Apple AI servers unused in warehouses due to low Apple Intelligence usage
Source: Hacker News

Earlier this year, Bloomberg reported that Apple was looking to host the much‑delayed new Siri models on Google servers, rather than Apple’s Private Cloud Compute. The Information is reporting a similar story, saying that Google has been tasked with running Siri servers inside its data centers while adhering to Apple’s privacy standards.
The Information details how Private Cloud Compute is not up to task. In addition to being underpowered, it is reportedly underutilized, with Apple using only about 10 % of its capacity on average, leaving some already‑manufactured Apple servers sitting dormant on warehouse shelves.
Apple’s cloud infrastructure is described as very fragmented. Technologies from different teams run independently rather than from a single centralized pool that any department can draw from. This leads to inefficiencies where parts of the stack sit idle while other parts could use the available server capacity if they could access it. The finance team has been frustrated by the costs of this duplicate infrastructure but is unwilling to invest billions in overhauling the stack. Several attempts to unify everything have stalled over the past decade.
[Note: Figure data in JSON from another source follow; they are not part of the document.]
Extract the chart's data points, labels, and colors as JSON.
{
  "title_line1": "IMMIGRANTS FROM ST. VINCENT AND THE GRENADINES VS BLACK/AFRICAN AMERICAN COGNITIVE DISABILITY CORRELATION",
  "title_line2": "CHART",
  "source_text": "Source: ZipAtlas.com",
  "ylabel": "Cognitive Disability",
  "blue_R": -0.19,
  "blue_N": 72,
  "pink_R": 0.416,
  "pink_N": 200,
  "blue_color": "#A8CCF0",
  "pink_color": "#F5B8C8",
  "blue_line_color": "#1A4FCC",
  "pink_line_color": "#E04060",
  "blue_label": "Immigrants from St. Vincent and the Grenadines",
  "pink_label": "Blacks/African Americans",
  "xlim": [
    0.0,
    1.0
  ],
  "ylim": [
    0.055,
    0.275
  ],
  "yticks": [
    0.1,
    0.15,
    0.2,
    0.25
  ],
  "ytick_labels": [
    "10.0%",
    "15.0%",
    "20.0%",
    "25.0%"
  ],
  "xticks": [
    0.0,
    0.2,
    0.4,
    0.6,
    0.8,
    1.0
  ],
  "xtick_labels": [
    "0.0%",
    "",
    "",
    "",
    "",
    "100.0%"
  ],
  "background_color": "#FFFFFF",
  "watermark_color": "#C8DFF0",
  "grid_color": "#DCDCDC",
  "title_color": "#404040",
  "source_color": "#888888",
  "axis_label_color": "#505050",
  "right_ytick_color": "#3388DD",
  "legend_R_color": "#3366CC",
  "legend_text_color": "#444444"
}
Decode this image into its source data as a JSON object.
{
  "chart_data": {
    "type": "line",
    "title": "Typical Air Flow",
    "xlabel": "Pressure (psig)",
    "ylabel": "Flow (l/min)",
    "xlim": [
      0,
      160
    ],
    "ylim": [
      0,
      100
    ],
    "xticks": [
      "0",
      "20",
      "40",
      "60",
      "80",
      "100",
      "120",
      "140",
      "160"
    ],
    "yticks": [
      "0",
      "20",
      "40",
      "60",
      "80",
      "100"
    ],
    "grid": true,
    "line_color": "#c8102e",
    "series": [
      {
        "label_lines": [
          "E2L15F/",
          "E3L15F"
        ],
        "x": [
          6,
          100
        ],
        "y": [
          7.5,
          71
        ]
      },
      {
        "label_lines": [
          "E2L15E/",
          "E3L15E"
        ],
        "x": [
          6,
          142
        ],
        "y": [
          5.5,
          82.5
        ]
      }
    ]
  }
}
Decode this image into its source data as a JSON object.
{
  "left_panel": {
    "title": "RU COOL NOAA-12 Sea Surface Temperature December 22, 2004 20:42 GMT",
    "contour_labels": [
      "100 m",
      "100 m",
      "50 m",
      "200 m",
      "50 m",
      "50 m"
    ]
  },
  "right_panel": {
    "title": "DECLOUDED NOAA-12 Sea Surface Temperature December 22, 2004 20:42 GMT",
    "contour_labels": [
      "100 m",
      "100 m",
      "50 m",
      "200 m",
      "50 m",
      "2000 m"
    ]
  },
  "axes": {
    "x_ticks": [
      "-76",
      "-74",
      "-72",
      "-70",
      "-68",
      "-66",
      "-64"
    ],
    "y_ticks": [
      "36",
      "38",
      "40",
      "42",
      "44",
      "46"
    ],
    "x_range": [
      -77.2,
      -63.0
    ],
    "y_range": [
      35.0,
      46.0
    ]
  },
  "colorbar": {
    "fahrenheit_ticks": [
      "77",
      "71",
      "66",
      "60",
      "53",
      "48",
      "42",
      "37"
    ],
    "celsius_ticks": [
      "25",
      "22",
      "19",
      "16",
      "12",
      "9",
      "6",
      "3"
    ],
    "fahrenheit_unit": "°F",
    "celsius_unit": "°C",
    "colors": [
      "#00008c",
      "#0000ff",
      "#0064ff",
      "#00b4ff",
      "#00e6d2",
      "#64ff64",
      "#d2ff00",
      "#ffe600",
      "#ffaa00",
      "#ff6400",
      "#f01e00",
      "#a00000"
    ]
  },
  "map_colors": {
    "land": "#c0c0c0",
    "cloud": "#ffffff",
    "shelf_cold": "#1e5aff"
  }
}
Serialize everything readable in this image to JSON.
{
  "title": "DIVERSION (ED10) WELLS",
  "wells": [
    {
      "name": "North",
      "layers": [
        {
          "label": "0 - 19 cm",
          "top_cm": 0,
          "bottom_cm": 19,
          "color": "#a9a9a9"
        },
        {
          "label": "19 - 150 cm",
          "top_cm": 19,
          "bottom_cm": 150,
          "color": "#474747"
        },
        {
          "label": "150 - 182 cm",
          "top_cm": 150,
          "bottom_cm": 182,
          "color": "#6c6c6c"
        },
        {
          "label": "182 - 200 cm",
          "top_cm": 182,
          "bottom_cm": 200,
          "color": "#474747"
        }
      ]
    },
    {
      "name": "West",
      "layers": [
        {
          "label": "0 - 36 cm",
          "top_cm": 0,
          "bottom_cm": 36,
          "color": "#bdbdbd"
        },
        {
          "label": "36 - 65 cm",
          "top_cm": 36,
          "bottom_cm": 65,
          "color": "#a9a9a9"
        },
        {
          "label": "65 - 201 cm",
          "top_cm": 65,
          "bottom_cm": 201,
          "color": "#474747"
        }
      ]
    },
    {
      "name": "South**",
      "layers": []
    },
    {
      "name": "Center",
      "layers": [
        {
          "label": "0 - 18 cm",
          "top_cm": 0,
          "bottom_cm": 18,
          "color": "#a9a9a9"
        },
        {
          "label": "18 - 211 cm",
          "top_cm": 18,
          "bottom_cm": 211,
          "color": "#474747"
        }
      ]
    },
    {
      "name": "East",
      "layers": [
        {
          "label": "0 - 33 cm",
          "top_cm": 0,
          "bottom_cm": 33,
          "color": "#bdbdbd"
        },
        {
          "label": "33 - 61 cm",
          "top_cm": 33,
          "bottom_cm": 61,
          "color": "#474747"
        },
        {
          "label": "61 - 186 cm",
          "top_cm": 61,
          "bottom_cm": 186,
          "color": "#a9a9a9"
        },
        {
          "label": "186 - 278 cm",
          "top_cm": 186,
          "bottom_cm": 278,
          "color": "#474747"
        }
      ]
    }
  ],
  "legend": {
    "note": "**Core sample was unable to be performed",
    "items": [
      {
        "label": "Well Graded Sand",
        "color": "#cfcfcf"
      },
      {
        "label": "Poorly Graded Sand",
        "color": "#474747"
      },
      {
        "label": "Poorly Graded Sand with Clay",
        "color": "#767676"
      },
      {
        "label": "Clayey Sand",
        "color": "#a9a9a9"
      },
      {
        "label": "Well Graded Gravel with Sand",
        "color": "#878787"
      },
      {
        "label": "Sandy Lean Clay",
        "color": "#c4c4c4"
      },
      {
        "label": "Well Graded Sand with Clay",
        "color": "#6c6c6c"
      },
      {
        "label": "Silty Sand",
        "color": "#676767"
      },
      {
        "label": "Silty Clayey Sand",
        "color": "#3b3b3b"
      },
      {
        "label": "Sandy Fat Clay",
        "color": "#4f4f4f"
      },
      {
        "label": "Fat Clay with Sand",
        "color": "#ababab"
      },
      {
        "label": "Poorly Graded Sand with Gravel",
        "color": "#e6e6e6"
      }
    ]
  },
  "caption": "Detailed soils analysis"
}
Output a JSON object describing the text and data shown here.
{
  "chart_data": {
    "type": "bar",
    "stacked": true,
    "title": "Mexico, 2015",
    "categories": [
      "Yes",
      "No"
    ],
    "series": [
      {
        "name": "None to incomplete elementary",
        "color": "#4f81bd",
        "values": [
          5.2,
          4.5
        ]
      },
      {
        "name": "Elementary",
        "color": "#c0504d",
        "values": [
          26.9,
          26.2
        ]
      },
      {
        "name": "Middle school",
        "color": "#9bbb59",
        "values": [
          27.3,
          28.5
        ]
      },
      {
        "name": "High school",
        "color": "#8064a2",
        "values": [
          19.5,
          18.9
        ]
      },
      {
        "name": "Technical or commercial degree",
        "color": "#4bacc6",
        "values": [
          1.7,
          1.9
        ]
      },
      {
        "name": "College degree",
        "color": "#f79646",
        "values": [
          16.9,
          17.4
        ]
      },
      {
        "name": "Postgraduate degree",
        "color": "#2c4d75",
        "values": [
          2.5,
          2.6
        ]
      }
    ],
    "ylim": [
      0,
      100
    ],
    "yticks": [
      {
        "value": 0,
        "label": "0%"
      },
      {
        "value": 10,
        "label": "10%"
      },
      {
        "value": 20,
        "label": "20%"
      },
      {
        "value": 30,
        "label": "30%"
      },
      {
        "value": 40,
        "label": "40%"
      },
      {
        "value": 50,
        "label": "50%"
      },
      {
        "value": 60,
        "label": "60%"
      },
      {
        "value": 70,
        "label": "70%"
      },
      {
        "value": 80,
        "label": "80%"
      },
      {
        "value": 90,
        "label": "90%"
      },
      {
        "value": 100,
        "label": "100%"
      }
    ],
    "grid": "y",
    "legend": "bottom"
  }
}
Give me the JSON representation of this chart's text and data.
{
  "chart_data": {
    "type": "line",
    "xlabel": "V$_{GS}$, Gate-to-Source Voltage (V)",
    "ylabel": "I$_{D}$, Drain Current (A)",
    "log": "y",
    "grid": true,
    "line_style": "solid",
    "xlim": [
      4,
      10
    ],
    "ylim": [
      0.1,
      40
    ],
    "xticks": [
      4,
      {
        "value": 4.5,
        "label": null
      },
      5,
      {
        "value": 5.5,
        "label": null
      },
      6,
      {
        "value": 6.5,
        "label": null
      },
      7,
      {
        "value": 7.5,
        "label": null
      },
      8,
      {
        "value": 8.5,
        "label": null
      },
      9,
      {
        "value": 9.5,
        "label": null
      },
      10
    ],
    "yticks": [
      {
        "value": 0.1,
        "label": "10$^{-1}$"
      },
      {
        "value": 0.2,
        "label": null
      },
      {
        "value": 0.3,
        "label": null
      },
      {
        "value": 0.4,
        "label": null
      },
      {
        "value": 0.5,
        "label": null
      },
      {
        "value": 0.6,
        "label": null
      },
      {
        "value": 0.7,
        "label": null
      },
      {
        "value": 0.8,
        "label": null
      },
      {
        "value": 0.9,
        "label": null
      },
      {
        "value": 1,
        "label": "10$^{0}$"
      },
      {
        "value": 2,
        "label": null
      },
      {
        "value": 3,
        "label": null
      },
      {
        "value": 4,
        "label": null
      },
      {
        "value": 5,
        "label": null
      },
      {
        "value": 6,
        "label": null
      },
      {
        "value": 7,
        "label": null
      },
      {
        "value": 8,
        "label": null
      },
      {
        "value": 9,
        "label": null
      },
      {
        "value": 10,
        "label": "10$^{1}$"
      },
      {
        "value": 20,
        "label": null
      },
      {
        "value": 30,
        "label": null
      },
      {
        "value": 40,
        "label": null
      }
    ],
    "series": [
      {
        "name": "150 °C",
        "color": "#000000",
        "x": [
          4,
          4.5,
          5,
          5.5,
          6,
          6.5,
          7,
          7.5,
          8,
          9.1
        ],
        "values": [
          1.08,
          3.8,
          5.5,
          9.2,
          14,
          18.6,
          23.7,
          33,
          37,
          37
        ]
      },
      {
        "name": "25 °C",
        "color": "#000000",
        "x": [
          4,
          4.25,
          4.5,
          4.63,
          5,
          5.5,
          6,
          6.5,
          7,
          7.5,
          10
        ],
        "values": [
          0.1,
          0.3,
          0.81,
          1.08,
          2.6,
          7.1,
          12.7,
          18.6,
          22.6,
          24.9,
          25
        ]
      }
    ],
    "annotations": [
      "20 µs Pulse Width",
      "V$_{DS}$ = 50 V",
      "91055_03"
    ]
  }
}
For Private Cloud Compute specifically, the system is underpowered and perhaps more trouble than it’s worth. Updating the software is trickier and takes time, and the chips (believed to be modified M2 Ultra processors) are not powerful enough to run the latest frontier models like Gemini, which the new Siri will be based on.
Because the initial crop of Apple Intelligence features hasn’t been used as much as Apple expected, the Private Cloud Compute build‑out is seen in a negative light. While Apple expects much higher demand for the new Siri chatbot features when they finally launch, the current Private Cloud Compute stack does not seem up to the task.
Consequently, Apple is in advanced talks with Google to run the new Siri inside Google’s data centers, a company that already has extensive experience with large‑scale LLM server build‑outs thanks to Gemini. Apple already relies on Google’s cloud for some iCloud features, such as cloud storage.
The ever‑changing AI landscape may have forced Apple leadership to reconsider its cloud infrastructure strategy and could lead to heavier in‑house investment in the future, though implementing those changes will be a longer‑term trajectory.